The upheaval was the result of the people’s dissatisfaction with the economic model and the state of inequity in the country. More than 3,700 people were wounded by police (Carabineros) during the October protests, according to a February 2020 report by the National Institute of Human Rights in Chile.

Some political analysts are concerned that the expectations around the new constitution may turn out to be too ambitious and may not reflect social realities. The citizens want it to include multiple and diverse issues: human, women’s and workers’ rights, health, education, pension funds, defence and protection of childhood, social welfare, fight against crime, gender equality, environment, domestic violence, freedom of expression, and more.

Stickers promoting constituent assembly candidate Diego Riveaux adorn bags of plants to be given away during a campaign event in the Plaza de Armas in Santiago, Chile [Esteban Felix/AP Photo]

Patricio Navia, a political science professor at NYU and Universidad Diego Portales in Chile, says that “people have high expectations about the new constitution.
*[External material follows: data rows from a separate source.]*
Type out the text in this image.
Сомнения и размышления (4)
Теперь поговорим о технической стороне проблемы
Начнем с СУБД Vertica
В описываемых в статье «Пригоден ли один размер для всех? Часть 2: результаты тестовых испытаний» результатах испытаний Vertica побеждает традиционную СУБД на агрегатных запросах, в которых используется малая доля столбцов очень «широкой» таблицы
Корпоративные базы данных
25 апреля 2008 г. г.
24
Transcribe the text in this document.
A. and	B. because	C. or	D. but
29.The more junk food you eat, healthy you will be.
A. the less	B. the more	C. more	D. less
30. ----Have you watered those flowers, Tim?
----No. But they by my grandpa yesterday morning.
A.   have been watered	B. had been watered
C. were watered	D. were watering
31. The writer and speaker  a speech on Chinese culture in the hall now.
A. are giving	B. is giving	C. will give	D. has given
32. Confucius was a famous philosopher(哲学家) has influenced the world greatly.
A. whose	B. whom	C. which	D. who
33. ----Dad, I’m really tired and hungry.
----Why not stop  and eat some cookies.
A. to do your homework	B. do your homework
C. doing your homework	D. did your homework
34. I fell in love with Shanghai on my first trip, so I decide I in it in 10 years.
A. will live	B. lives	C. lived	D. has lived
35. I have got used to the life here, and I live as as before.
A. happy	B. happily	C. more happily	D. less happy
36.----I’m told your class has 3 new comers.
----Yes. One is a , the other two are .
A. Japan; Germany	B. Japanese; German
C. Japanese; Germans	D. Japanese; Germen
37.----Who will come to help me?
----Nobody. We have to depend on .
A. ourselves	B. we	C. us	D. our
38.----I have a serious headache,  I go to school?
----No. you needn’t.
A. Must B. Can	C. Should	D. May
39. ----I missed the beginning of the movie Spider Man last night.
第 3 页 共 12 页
Many people see it as a magic pill that will solve all of Chile’s problems. People are in for a rude awakening when the new constitution is promulgated and none of those promises materialise.”

Navia believes that, for Chile to be able to expand its social safety net, “the country must be able to develop economically much more than it has in the past. For that to happen, there must be clear rules to attract foreign investment and a level playing field to guarantee equal opportunities for all.”